I’ll be honest – I read this because I enjoyed the book and film of Q&A / Slumdog Millionaire. I liked the sound of the plot, and I fancied another trip to Swarup’s India.

Having just finished, I have mixed feelings about The Accidental Apprentice. The ‘what if’ that drives it all is a good one: what if… a rich man offers you his multi-billion company? Pass his tests, and you get the position of CEO. A great wish-fulfilment scenario. This is what happens to Sapna Sinha, a sales assistant in a Delhi electronics store. Sapna’s family are struggling to pay their bills, her mother is mourning a husband and daughter, and her sister dreams of fame and fortune, leaving Sapna head of the family.
Initially reluctant, circumstances force Sapna to accept the CEO’s offer, and the tests begin. But they are not what Sapna was expecting.

Sapna’s world is a well-created one, I could see the cities, the slums, the villages that she journeys through. I liked her – she’s smart and well-read, demonstrates her spirit and resourcefulness and shows herself to be an admirable person. Her sister Neha and mother are harder to like – neither gets enough page-time to be wholly sympathetic, though Neha gets a few scenes to become a little less two-dimensional.

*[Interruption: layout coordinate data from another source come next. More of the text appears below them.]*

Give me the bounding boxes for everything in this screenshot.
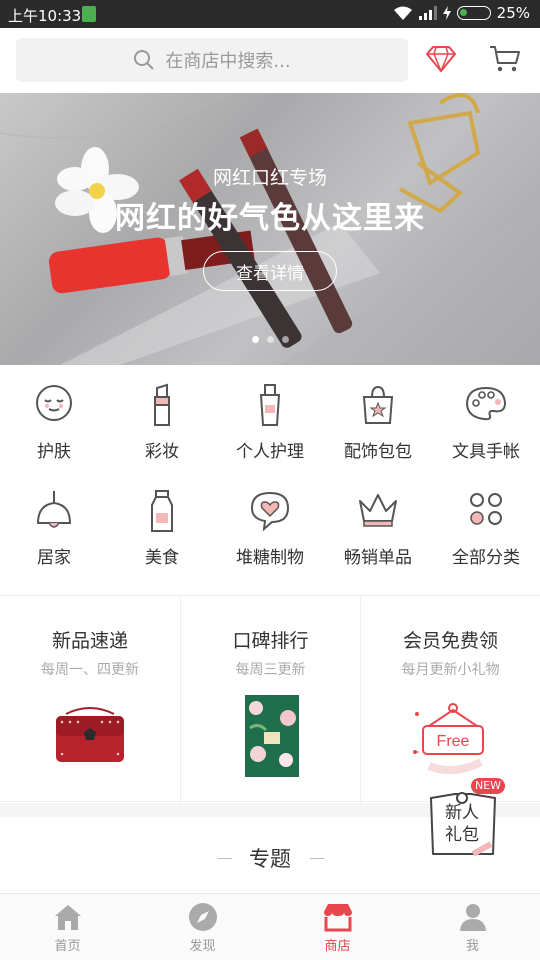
home-icon [54, 905, 81, 930]
category-label: 护肤 [37, 442, 71, 462]
category-stationery[interactable]: 文具手帐 [432, 365, 540, 465]
promo-member-free[interactable]: 会员免费领 每月更新小礼物 Free [360, 596, 540, 803]
lamp-icon [36, 491, 72, 528]
category-label: 畅销单品 [344, 548, 412, 568]
category-all[interactable]: 全部分类 [432, 471, 540, 571]
category-skincare[interactable]: 护肤 [0, 365, 108, 465]
signal-icon [418, 6, 437, 20]
category-label: 配饰包包 [344, 442, 412, 462]
nav-store[interactable]: 商店 [270, 894, 405, 960]
nav-label: 首页 [54, 939, 81, 954]
category-bestsellers[interactable]: 畅销单品 [324, 471, 432, 571]
compass-icon [188, 903, 217, 931]
promo-title: 口碑排行 [232, 630, 309, 652]
battery-percent: 25% [496, 4, 530, 22]
category-accessories[interactable]: 配饰包包 [324, 365, 432, 465]
header: 在商店中搜索... [0, 28, 540, 93]
product-box-image [245, 695, 299, 777]
gift-label-line: 新人 [445, 803, 479, 823]
nav-home[interactable]: 首页 [0, 894, 135, 960]
heart-bubble-icon [250, 491, 290, 531]
free-tag-image: Free [413, 703, 484, 775]
gift-label-line: 礼包 [445, 825, 479, 845]
milk-bottle-icon [151, 490, 173, 532]
status-bar: 上午10:33 25% [0, 0, 540, 28]
cart-icon[interactable] [488, 44, 522, 74]
promo-section: 新品速递 每周一、四更新 口碑排行 每周三更新 会员免费领 每月更新小礼物 Fr… [0, 595, 540, 803]
promo-subtitle: 每周一、四更新 [41, 662, 139, 678]
search-input[interactable]: 在商店中搜索... [16, 38, 408, 82]
store-icon [323, 904, 352, 932]
divider-line [310, 858, 324, 859]
face-icon [36, 385, 72, 421]
promo-ranking[interactable]: 口碑排行 每周三更新 [180, 596, 360, 803]
nav-label: 商店 [324, 939, 351, 954]
free-badge-text: Free [437, 733, 470, 750]
category-duitang-made[interactable]: 堆糖制物 [216, 471, 324, 571]
status-time: 上午10:33 [8, 7, 82, 25]
charging-icon [442, 6, 451, 20]
app-notification-icon [82, 6, 96, 22]
user-icon [459, 904, 486, 931]
category-label: 居家 [37, 548, 71, 568]
red-bag-image [56, 707, 124, 762]
bag-icon [362, 385, 394, 424]
carousel-dot[interactable] [282, 336, 289, 343]
category-makeup[interactable]: 彩妆 [108, 365, 216, 465]
status-indicators: 25% [393, 4, 530, 22]
carousel-dot[interactable] [252, 336, 259, 343]
banner-subtitle: 网红口红专场 [212, 167, 327, 189]
promo-subtitle: 每周三更新 [235, 662, 306, 678]
carousel-dot[interactable] [267, 336, 274, 343]
view-details-button[interactable]: 查看详情 [203, 251, 337, 291]
new-badge: NEW [471, 778, 505, 794]
grid-icon [470, 493, 502, 525]
crown-icon [359, 494, 397, 527]
category-label: 美食 [145, 548, 179, 568]
promo-new-arrivals[interactable]: 新品速递 每周一、四更新 [0, 596, 180, 803]
diamond-icon[interactable] [424, 44, 458, 74]
search-placeholder: 在商店中搜索... [165, 51, 291, 72]
category-label: 个人护理 [236, 442, 304, 462]
category-grid: 护肤 彩妆 个人护理 配饰包包 文具手帐 居家 美食 堆糖制物 畅销单品 全部分… [0, 365, 540, 595]
battery-level [459, 9, 467, 16]
lipstick-icon [154, 383, 170, 426]
battery-icon [456, 6, 491, 20]
category-home[interactable]: 居家 [0, 471, 108, 571]
category-label: 全部分类 [452, 548, 520, 568]
promo-subtitle: 每月更新小礼物 [401, 662, 500, 678]
palette-icon [465, 386, 507, 421]
banner-title: 网红的好气色从这里来 [115, 201, 425, 236]
nav-discover[interactable]: 发现 [135, 894, 270, 960]
nav-label: 我 [465, 939, 479, 954]
gift-label: 新人 礼包 [430, 802, 494, 846]
search-icon [134, 50, 155, 70]
category-food[interactable]: 美食 [108, 471, 216, 571]
lotion-bottle-icon [259, 384, 281, 426]
promo-banner[interactable]: 网红口红专场 网红的好气色从这里来 查看详情 [0, 93, 540, 365]
category-personal-care[interactable]: 个人护理 [216, 365, 324, 465]
carousel-indicator [252, 336, 289, 343]
category-label: 堆糖制物 [236, 548, 304, 568]
nav-label: 发现 [189, 939, 216, 954]
promo-title: 新品速递 [51, 630, 128, 652]
bottom-navigation: 首页 发现 商店 我 [0, 893, 540, 960]
category-label: 文具手帐 [452, 442, 520, 462]
category-label: 彩妆 [145, 442, 179, 462]
nav-me[interactable]: 我 [405, 894, 540, 960]
wifi-icon [393, 6, 412, 20]
promo-title: 会员免费领 [402, 630, 498, 652]
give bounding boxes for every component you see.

The story itself gets quite episodic – each ‘test’ gets its own chapter, and you can see some ‘twists’ coming. They are enjoyable though – I let the sillier parts of the story wash over me, as I was enjoying the idea of the tests and seeing if I was right about my guesses. Lots of Sapna’s friends seem remarkably well-placed (geographically as well as career-wise) to assist Sapna just when she might need them, conveniently. Coincidence, as in Slumdog Millionaire, plays quite a big role.